Steven Soderbergh directs Matt Damon as Mark Whitacre, the Archer Daniels Midland executive who worked with the FBI to expose price-fixing within the company. Based on true events.
Whitacre points out that corn products, a staple at ADM, is in everything we eat and use. He's proud of this fact, and is stunned to find out there is a mole in the company who is sabotaging their latest chemical, allowing a Japanese rival to get ahead. He reports this to company heads, who call in the FBI (Scott Bakula, Joel McHale), to whom later Whitacre confides the real and bigger crime--price fixing among ADM and its competitors.
For several years, he tapes secret conversations with the ADM executives while his wife (Melanie Lynskey) lovingly looks on. What ADM, nor the FBI, nor even Whitacre's lawyer and wife know, is that Whitacre is hiding an even bigger secret.

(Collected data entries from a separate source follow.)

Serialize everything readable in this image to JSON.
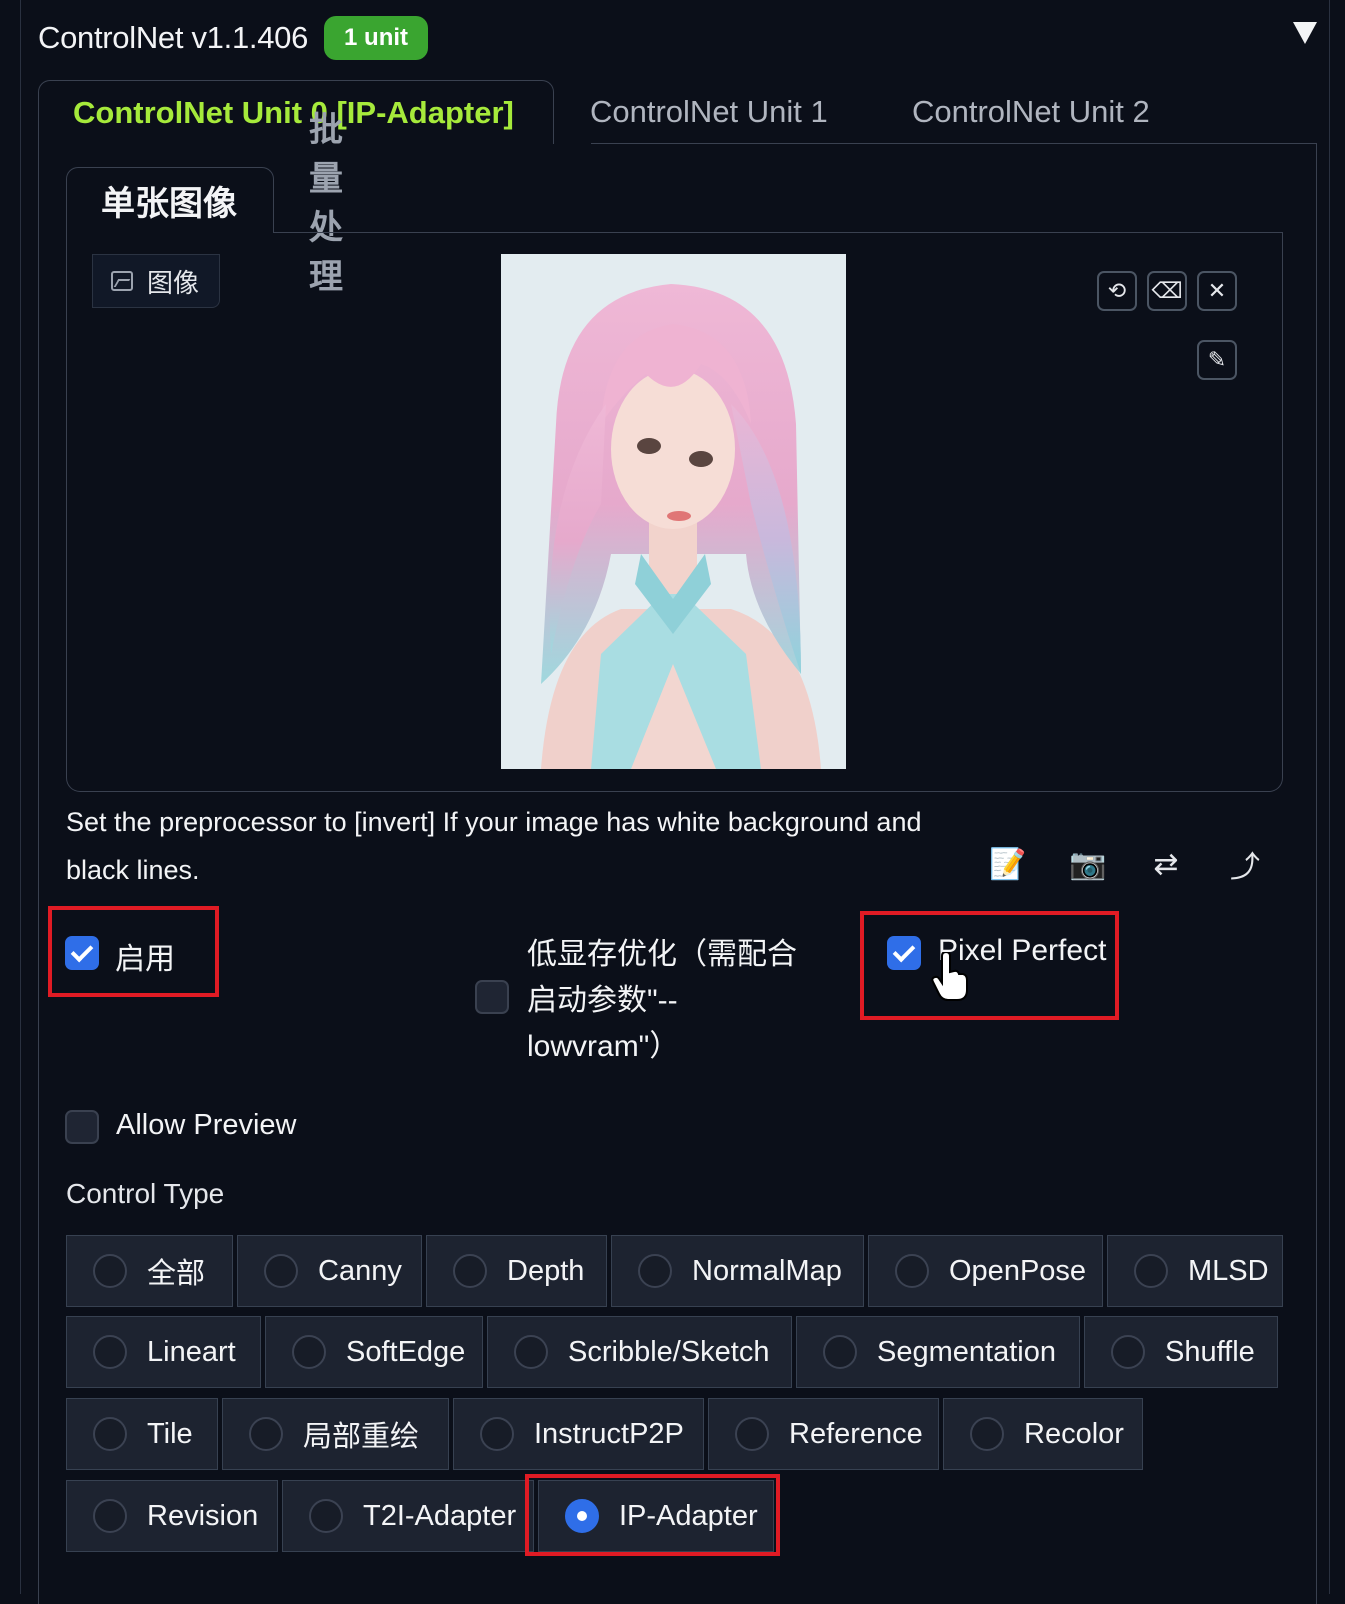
{
  "header": {
    "title": "ControlNet v1.1.406",
    "badge": "1 unit"
  },
  "unit_tabs": [
    {
      "label": "ControlNet Unit 0 [IP-Adapter]",
      "active": true
    },
    {
      "label": "ControlNet Unit 1",
      "active": false
    },
    {
      "label": "ControlNet Unit 2",
      "active": false
    }
  ],
  "mode_tabs": [
    {
      "label": "单张图像",
      "active": true
    },
    {
      "label": "批量处理",
      "active": false
    }
  ],
  "image_panel": {
    "label": "图像",
    "tools": [
      "undo-icon",
      "eraser-icon",
      "close-icon",
      "brush-icon"
    ]
  },
  "hint": "Set the preprocessor to [invert] If your image has white background and black lines.",
  "action_icons": [
    "edit-icon",
    "camera-icon",
    "swap-icon",
    "send-dimensions-icon"
  ],
  "options": {
    "enable": {
      "label": "启用",
      "checked": true
    },
    "lowvram": {
      "label_lines": [
        "低显存优化（需配合",
        "启动参数\"--",
        "lowvram\"）"
      ],
      "checked": false
    },
    "pixel_perfect": {
      "label": "Pixel Perfect",
      "checked": true
    },
    "allow_preview": {
      "label": "Allow Preview",
      "checked": false
    }
  },
  "control_type": {
    "label": "Control Type",
    "rows": [
      [
        "全部",
        "Canny",
        "Depth",
        "NormalMap",
        "OpenPose",
        "MLSD"
      ],
      [
        "Lineart",
        "SoftEdge",
        "Scribble/Sketch",
        "Segmentation",
        "Shuffle"
      ],
      [
        "Tile",
        "局部重绘",
        "InstructP2P",
        "Reference",
        "Recolor"
      ],
      [
        "Revision",
        "T2I-Adapter",
        "IP-Adapter"
      ]
    ],
    "selected": "IP-Adapter"
  },
  "colors": {
    "accent_tab": "#a6ea3b",
    "badge": "#3aa530",
    "check": "#2f6ee8",
    "highlight": "#e01b24"
  }
}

The first thing I will mention is the odd inner ramblings of Whitacre at his most tense moments. But if you examine yourself--go ahead, examine your train of thought--you will see that you too have a lot of seemingly random thoughts, but they do have travel back to what you are doing right now.
Damon exudes a confidence (his best acting asset) that covers up Whitacre's secrets. How this character is played though, is as a compulsive liar one moment, and dumb as a bag of rocks the next. Is he so dumb, or is it some mumbo jumbo to cover up his deeds? Even until the end of the film we're not really sure.
Bakula was a little stiff and surprisingly McHale, better known as the snarky host of The Soup and lead in the TV comedy show Community, was more convincing, playing it straight.
A rocking, retro-but-new score by Marvin Hamlisch, along with the warm tones of the film (and Whitacre's crappy toupee) give this film an appropriate 1970s feel.